If the last thing you remember about Australian dairy farmers is the $1 milk price war, it is worth thinking a little more deeply about the white in your flat white and what it signifies for food producers.
Last year, the standing committee on agriculture’s final report into food security, chaired by Labor MP Meryl Swanson, recommended a National Food Plan.
It also called for a strategy to address the decline in milk production because a strong dairy industry was required for the “nutritional and food security” of the nation. Dairy was one of only two industries, the other being seafood, that were singled out for special attention in the report.
Milk is one of those staple products that most people assume Australia has covered.
Well, yes and no.
Dairying used to be a protected industry. Then came industry deregulation in 2000; the rise of dairy alternatives such as oat, soy and almond milk; and the milk price wars initiated by the supermarket duopoly in 2011 – those same supermarkets that have appeared before a Senate committee in the past week.
In the last few years, something more complex has been happening for the people who make your milk, yoghurt, cheese and butter.
A mandatory code of conduct governing behaviour between processors and farmers has provided more certainty for farmers on price. The national dairy herd has been in decline. And dairy farmers received record high prices in 2023 for their milk because Australia’s total milk production was falling.
It follows then that Australia had record dairy imports in the past two years, as outlined in a Rabobank report in February. In 2023, Australia imported the equivalent of the annual milk production in NSW and Queensland combined.
Meanwhile, dairy processors are shutting factories to readjust to the decline in milk and herd numbers. It is not hard to see where this story is going.

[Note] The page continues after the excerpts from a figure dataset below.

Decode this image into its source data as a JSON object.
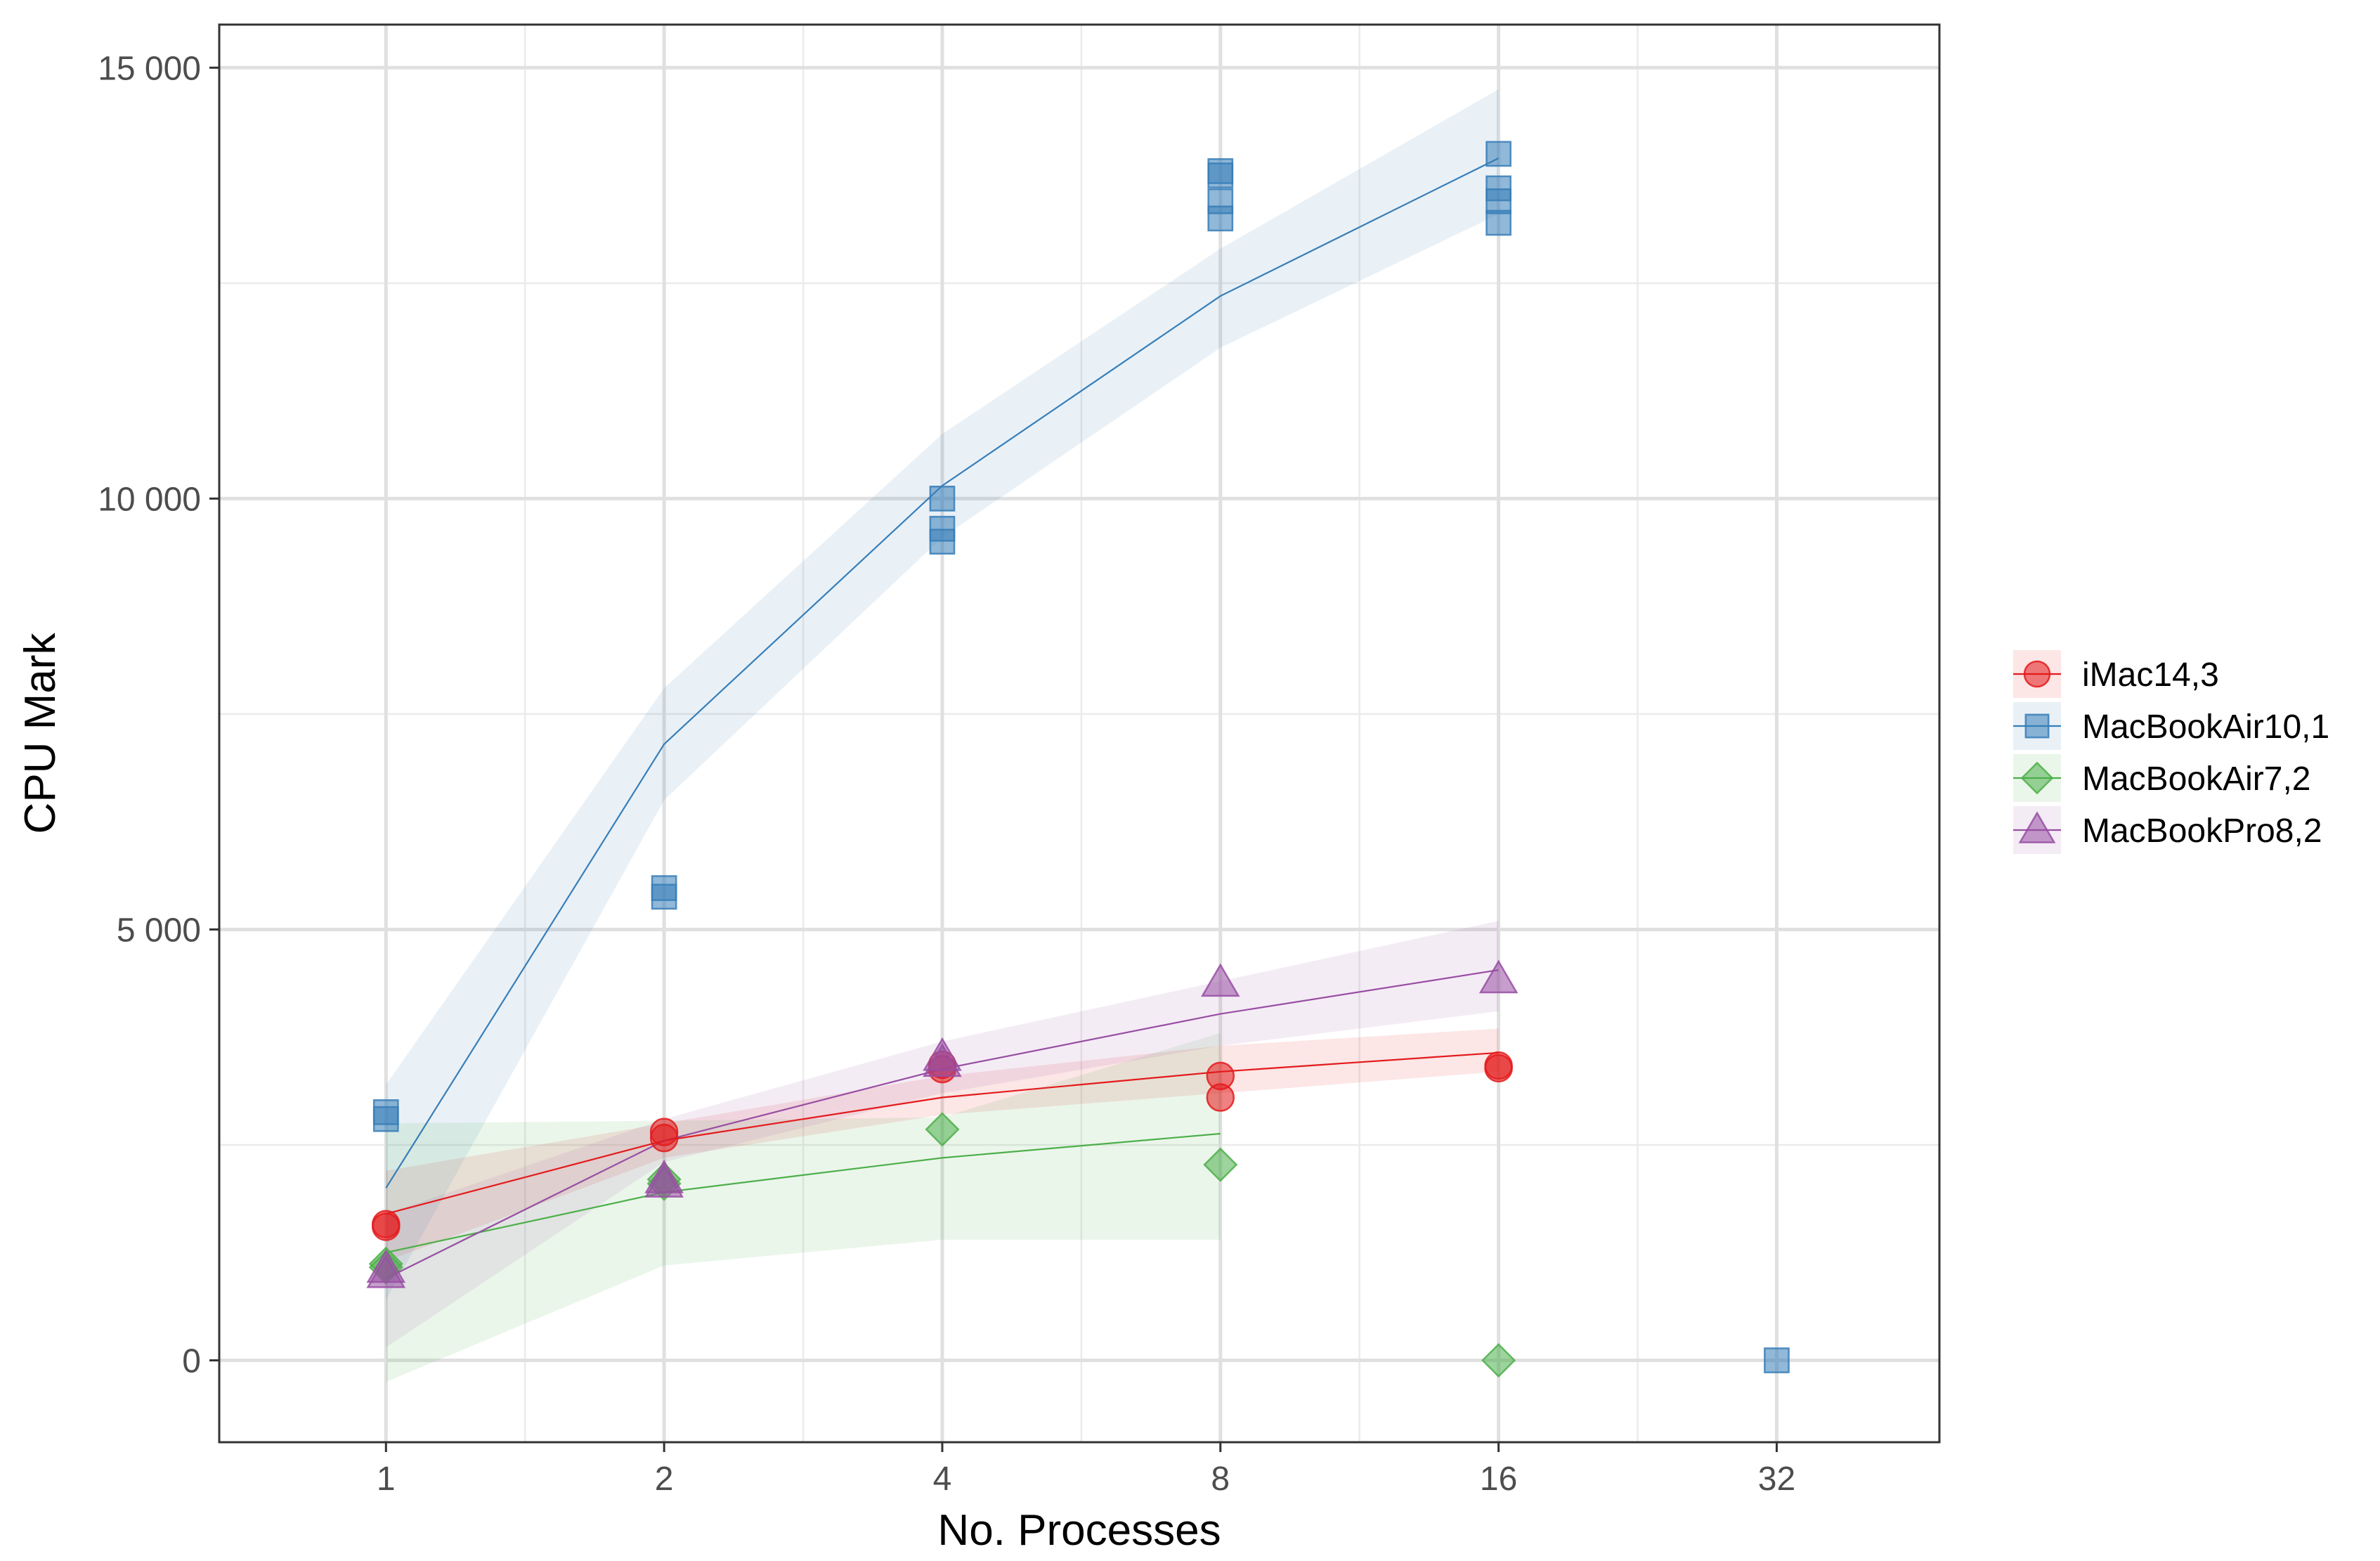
{
  "chart_data": {
    "type": "scatter",
    "title": "",
    "xlabel": "No. Processes",
    "ylabel": "CPU Mark",
    "x_scale": "log2",
    "x_ticks": [
      1,
      2,
      4,
      8,
      16,
      32
    ],
    "x_tick_labels": [
      "1",
      "2",
      "4",
      "8",
      "16",
      "32"
    ],
    "xlim": [
      0.66,
      48
    ],
    "y_ticks": [
      0,
      5000,
      10000,
      15000
    ],
    "y_tick_labels": [
      "0",
      "5 000",
      "10 000",
      "15 000"
    ],
    "ylim": [
      -950,
      15500
    ],
    "grid": true,
    "legend_position": "right",
    "series": [
      {
        "name": "iMac14,3",
        "color": "#E41A1C",
        "marker": "circle",
        "points": [
          [
            1,
            1550
          ],
          [
            1,
            1580
          ],
          [
            2,
            2580
          ],
          [
            2,
            2650
          ],
          [
            4,
            3380
          ],
          [
            4,
            3430
          ],
          [
            8,
            3050
          ],
          [
            8,
            3300
          ],
          [
            16,
            3390
          ],
          [
            16,
            3420
          ]
        ],
        "fit": [
          [
            1,
            1700
          ],
          [
            2,
            2550
          ],
          [
            4,
            3050
          ],
          [
            8,
            3350
          ],
          [
            16,
            3570
          ]
        ],
        "band_low": [
          1150,
          2350,
          2850,
          3100,
          3350
        ],
        "band_high": [
          2200,
          2750,
          3300,
          3650,
          3850
        ]
      },
      {
        "name": "MacBookAir10,1",
        "color": "#377EB8",
        "marker": "square",
        "points": [
          [
            1,
            2800
          ],
          [
            1,
            2880
          ],
          [
            2,
            5380
          ],
          [
            2,
            5480
          ],
          [
            4,
            9500
          ],
          [
            4,
            9650
          ],
          [
            4,
            10000
          ],
          [
            8,
            13250
          ],
          [
            8,
            13450
          ],
          [
            8,
            13750
          ],
          [
            8,
            13800
          ],
          [
            16,
            13200
          ],
          [
            16,
            13450
          ],
          [
            16,
            13600
          ],
          [
            16,
            14000
          ],
          [
            32,
            0
          ]
        ],
        "fit": [
          [
            1,
            2000
          ],
          [
            2,
            7150
          ],
          [
            4,
            10150
          ],
          [
            8,
            12350
          ],
          [
            16,
            13950
          ]
        ],
        "band_low": [
          700,
          6500,
          9550,
          11750,
          13300
        ],
        "band_high": [
          3200,
          7800,
          10750,
          12900,
          14750
        ]
      },
      {
        "name": "MacBookAir7,2",
        "color": "#4DAF4A",
        "marker": "diamond",
        "points": [
          [
            1,
            1080
          ],
          [
            1,
            1120
          ],
          [
            2,
            2050
          ],
          [
            2,
            2100
          ],
          [
            4,
            2680
          ],
          [
            8,
            2270
          ],
          [
            16,
            0
          ]
        ],
        "fit": [
          [
            1,
            1250
          ],
          [
            2,
            1950
          ],
          [
            4,
            2350
          ],
          [
            8,
            2630
          ]
        ],
        "band_low": [
          -250,
          1100,
          1400,
          1400
        ],
        "band_high": [
          2750,
          2780,
          2820,
          3800
        ]
      },
      {
        "name": "MacBookPro8,2",
        "color": "#984EA3",
        "marker": "triangle",
        "points": [
          [
            1,
            1000
          ],
          [
            1,
            1060
          ],
          [
            2,
            2050
          ],
          [
            2,
            2100
          ],
          [
            4,
            3450
          ],
          [
            4,
            3520
          ],
          [
            8,
            4380
          ],
          [
            16,
            4420
          ]
        ],
        "fit": [
          [
            1,
            950
          ],
          [
            2,
            2550
          ],
          [
            4,
            3380
          ],
          [
            8,
            4020
          ],
          [
            16,
            4530
          ]
        ],
        "band_low": [
          150,
          2300,
          3100,
          3650,
          4050
        ],
        "band_high": [
          1700,
          2800,
          3700,
          4400,
          5100
        ]
      }
    ]
  }
}
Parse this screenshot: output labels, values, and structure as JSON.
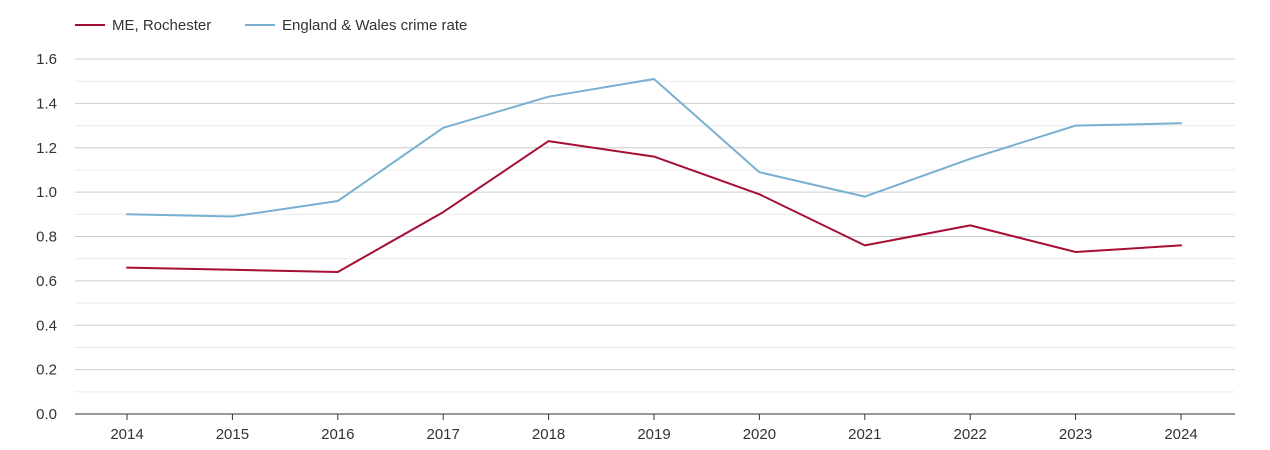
{
  "chart_data": {
    "type": "line",
    "title": "",
    "xlabel": "",
    "ylabel": "",
    "categories": [
      "2014",
      "2015",
      "2016",
      "2017",
      "2018",
      "2019",
      "2020",
      "2021",
      "2022",
      "2023",
      "2024"
    ],
    "ylim": [
      0,
      1.6
    ],
    "yticks": [
      "0.0",
      "0.2",
      "0.4",
      "0.6",
      "0.8",
      "1.0",
      "1.2",
      "1.4",
      "1.6"
    ],
    "grid": true,
    "legend_position": "top-left",
    "series": [
      {
        "name": "ME, Rochester",
        "color": "#a50f33",
        "values": [
          0.66,
          0.65,
          0.64,
          0.91,
          1.23,
          1.16,
          0.99,
          0.76,
          0.85,
          0.73,
          0.76
        ]
      },
      {
        "name": "England & Wales crime rate",
        "color": "#78b0d1",
        "values": [
          0.9,
          0.89,
          0.96,
          1.29,
          1.43,
          1.51,
          1.09,
          0.98,
          1.15,
          1.3,
          1.31
        ]
      }
    ]
  }
}
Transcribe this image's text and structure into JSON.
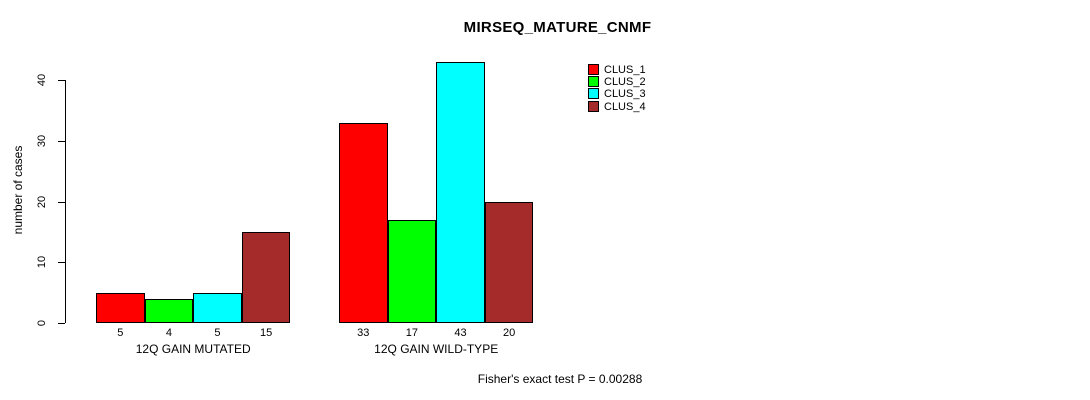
{
  "chart_data": {
    "type": "bar",
    "title": "MIRSEQ_MATURE_CNMF",
    "xlabel": "",
    "ylabel": "number of cases",
    "categories": [
      "12Q GAIN MUTATED",
      "12Q GAIN WILD-TYPE"
    ],
    "series": [
      {
        "name": "CLUS_1",
        "color": "#FF0000",
        "values": [
          5,
          33
        ]
      },
      {
        "name": "CLUS_2",
        "color": "#00FF00",
        "values": [
          4,
          17
        ]
      },
      {
        "name": "CLUS_3",
        "color": "#00FFFF",
        "values": [
          5,
          43
        ]
      },
      {
        "name": "CLUS_4",
        "color": "#A52A2A",
        "values": [
          15,
          20
        ]
      }
    ],
    "yticks": [
      0,
      10,
      20,
      30,
      40
    ],
    "ylim": [
      0,
      43
    ],
    "bar_value_labels": [
      [
        5,
        4,
        5,
        15
      ],
      [
        33,
        17,
        43,
        20
      ]
    ],
    "legend_entries": [
      "CLUS_1",
      "CLUS_2",
      "CLUS_3",
      "CLUS_4"
    ],
    "legend_position": "top-right",
    "grid": false,
    "annotation": "Fisher's exact test P = 0.00288"
  }
}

This month, the world’s largest dairy company, the French company Lactalis, announced it would close its Echuca dairy factory while upgrading its Bendigo factory. Seventy jobs are at stake. In February, Bega announced the consolidation of its plants in Tasmania.
It would appear that the industry has decided this shrinking pool in Australia is the new normal. Like New Zealand, Australia may have reached “peak milk”.
But it’s complex. Australia sends 30% of its dairy products overseas at the same time as we shoppers rely more on imported dairy. Australian dairy manufacturers also rely on imports to produce other dairy products. Half of our imports come from New Zealand, followed by the EU and the United States.
Industry analysts such as Rabobank’s Michael Harvey, author of the report, predict imports will “play a more significant role in the domestic supply chain” as we adjust to the shrinking milk pool.
That means more imported dairy on our shelves. Rabobank data from Coles online in January this year shows the two cheapest retail butter products (Westgold and Coles Salted Butter) were both imported. For Australian shoppers with tight budgets, that makes them appealing products.
For Australian dairy farmers though it also means – in the words of the Coles jingle – “down, down, prices are down”. Australian Bureau of Agricultural and Resource Economics and Sciences forecasts by Alistair Read show farmgate milk prices will fall 6% in 2024-2025 and he expects total milk production to continue its decline as herd numbers drop, perhaps fuelled by higher farmland prices and diversification of former dairy-only farms. Dairy farming is hard work, harder than a number of other agricultural enterprises, and dairy farmers are starting to look for greener pastures.
Of course this is just the market doing its thing. Indeed, that was the rationale for dairy deregulation in the first place.
Nearly a generation after the deregulation began, the political context gets more interesting, for two reasons.
Firstly, Anthony Albanese’s re-election plan appears to hinge on a more interventionist manufacturing policy, one in which he uses “sharper elbows when it comes to marking out our national interest”.
His Future Made In Australia Act, if passed, appears to pull together existing initiatives and new ones, including on jobs, skills, wages, the net zero agenda, infrastructure and science capability. He says it will boost smart manufacturing capability and economic sovereignty.
“This is not old-fashioned protectionism or isolationism – it is the new competition,” he says.
The context is that governments in other countries – he names the US, the EU, Japan and Korea – are doing the same because the global security environment has changed. Like spooky horses, voters are calmed by economic and national sovereignty agendas when global tensions arise.
It is no surprise that, two years after the pandemic, governments are thinking about shorter supply chains and critical industries. Frankly, they would have rocks in their head if they were not.
Secondly, we are watching the CEOs of the supermarket duopoly, Coles and Woolworths, answer questions about concentration in the market, price setting and profiteering. The duopoly provides a regular reminder that concentration in markets can make our systems weaker and leaves all those who deal with big players at their mercy. Companies naturally want to increase their market share.
So where does food fit into Labor’s sovereign capability agenda? If dairy herds keep declining and dairy farms continue to concentrate, our milk supply could be one example of a critical product in need of some attention.